Driving through the reef itself, I shook my head in disbelief and wonder at the spires, cliffs, domes, fins, hoodoos, and chimneys all layered in red, green, grey and white. In places they rose three thousand feed above the valley floor where the Fremont River wove a thread of lushness. At Fruita, an historic Mormon settlement, the confluence of the Fremont and Sulphur Creek offered enough water to sustain orchards: apricot, pear and apple. I bought a bag of apricots, Apricots! In the desert! and savored each juicy mouthful.
I found a trail to a band of petroglyphs and hiked out through the canyon. A Towee sang, but otherwise the land was still and quiet. Clouds massed overhead. I crushed a sage leaf between my finger and thumb and brought the scent to my nose.
I had the petroglyphs to myself, miraculously. Horned faces hung above me looking down, a bighorn sheep leapt from one absent rock to another, bear prints crossed a sinewy line of river. But there were other markings too, names of travelers beginning in 1902, bullet holes riddled one spiral shaped glyph and other shapes, mocking the ancient ones and mutating them. My stomach tightened in anger and grief.

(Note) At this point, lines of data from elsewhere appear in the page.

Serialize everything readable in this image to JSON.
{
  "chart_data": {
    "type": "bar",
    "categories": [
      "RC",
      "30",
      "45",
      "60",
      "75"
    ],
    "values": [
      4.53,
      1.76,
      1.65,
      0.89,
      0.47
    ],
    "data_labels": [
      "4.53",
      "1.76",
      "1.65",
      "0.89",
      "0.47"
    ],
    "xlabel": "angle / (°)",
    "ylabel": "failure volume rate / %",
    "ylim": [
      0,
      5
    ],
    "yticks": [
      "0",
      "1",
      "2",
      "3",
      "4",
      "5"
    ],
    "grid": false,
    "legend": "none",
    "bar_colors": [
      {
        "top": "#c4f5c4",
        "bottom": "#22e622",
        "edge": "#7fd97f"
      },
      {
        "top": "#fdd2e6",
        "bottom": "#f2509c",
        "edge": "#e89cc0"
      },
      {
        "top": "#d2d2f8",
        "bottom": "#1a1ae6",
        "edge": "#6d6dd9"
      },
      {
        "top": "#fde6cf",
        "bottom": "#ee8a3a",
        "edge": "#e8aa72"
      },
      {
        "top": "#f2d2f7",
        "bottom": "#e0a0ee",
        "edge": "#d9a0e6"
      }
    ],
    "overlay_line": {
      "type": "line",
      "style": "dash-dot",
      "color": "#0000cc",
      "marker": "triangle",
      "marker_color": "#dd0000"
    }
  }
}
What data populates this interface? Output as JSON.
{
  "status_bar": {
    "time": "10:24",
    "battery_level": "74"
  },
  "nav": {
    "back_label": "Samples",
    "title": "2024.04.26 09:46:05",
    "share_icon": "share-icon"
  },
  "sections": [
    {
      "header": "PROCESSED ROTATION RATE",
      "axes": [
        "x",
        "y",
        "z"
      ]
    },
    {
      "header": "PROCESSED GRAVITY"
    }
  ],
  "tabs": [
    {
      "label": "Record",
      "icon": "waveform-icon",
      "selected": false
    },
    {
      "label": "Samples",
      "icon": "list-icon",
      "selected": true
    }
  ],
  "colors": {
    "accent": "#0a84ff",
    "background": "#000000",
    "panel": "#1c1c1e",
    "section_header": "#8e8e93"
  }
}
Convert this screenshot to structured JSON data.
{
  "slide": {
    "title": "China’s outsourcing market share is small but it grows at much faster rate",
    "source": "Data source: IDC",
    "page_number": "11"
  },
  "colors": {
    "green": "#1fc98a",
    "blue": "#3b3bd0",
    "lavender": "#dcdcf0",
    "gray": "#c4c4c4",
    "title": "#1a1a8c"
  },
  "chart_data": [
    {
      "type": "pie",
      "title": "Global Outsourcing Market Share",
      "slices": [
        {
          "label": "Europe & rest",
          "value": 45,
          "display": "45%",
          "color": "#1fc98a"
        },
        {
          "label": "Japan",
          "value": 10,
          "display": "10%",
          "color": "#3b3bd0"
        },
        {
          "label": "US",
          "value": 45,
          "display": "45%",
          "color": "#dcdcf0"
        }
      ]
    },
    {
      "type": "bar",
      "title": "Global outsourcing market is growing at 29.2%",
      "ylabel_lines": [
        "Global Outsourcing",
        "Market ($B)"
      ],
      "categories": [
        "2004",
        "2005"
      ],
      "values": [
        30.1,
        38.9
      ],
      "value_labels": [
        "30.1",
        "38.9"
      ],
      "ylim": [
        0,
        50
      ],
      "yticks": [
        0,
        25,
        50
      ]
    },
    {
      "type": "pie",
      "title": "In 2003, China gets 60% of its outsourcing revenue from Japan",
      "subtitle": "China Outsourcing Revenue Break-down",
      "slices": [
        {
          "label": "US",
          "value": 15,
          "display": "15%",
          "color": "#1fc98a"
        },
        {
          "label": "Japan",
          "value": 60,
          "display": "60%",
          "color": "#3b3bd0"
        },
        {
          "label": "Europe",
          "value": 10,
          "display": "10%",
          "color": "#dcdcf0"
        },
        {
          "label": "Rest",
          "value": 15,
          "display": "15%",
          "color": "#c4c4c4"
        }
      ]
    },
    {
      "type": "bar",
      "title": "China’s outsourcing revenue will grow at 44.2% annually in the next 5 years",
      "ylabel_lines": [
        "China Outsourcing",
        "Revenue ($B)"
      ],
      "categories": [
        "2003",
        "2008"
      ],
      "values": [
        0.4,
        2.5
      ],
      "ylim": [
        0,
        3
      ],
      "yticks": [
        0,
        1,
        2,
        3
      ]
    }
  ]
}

Thunder rumbled overhead: my cue to hike out, and fast. At the first flash of lightening, I began to count hoping I had time to reach my car, and looking for a safe place in case I didn’t. I saw the rain before I felt it, moving in sheets across the canyon – the sound undistinguishable from wind in the cottonwood leaves, but the leaves were still. I reached my car peppered with the first thick drops.
Have you ever smelled the desert in a summer thunderstorm? The bruised sage I had smelled earlier infused every inch of the land around me and mingled with the scents of juniper and grateful soil. It is the smell of things coming alive, of reckless abandon, of elation.
The storm was brief, enough to make the washes run, but not to fill them. Enough to send Black-throated Sparrows flitting from shrub to shrub across the desert. I ate another apricot, window down and rain splashing in. What a gift, water in the desert.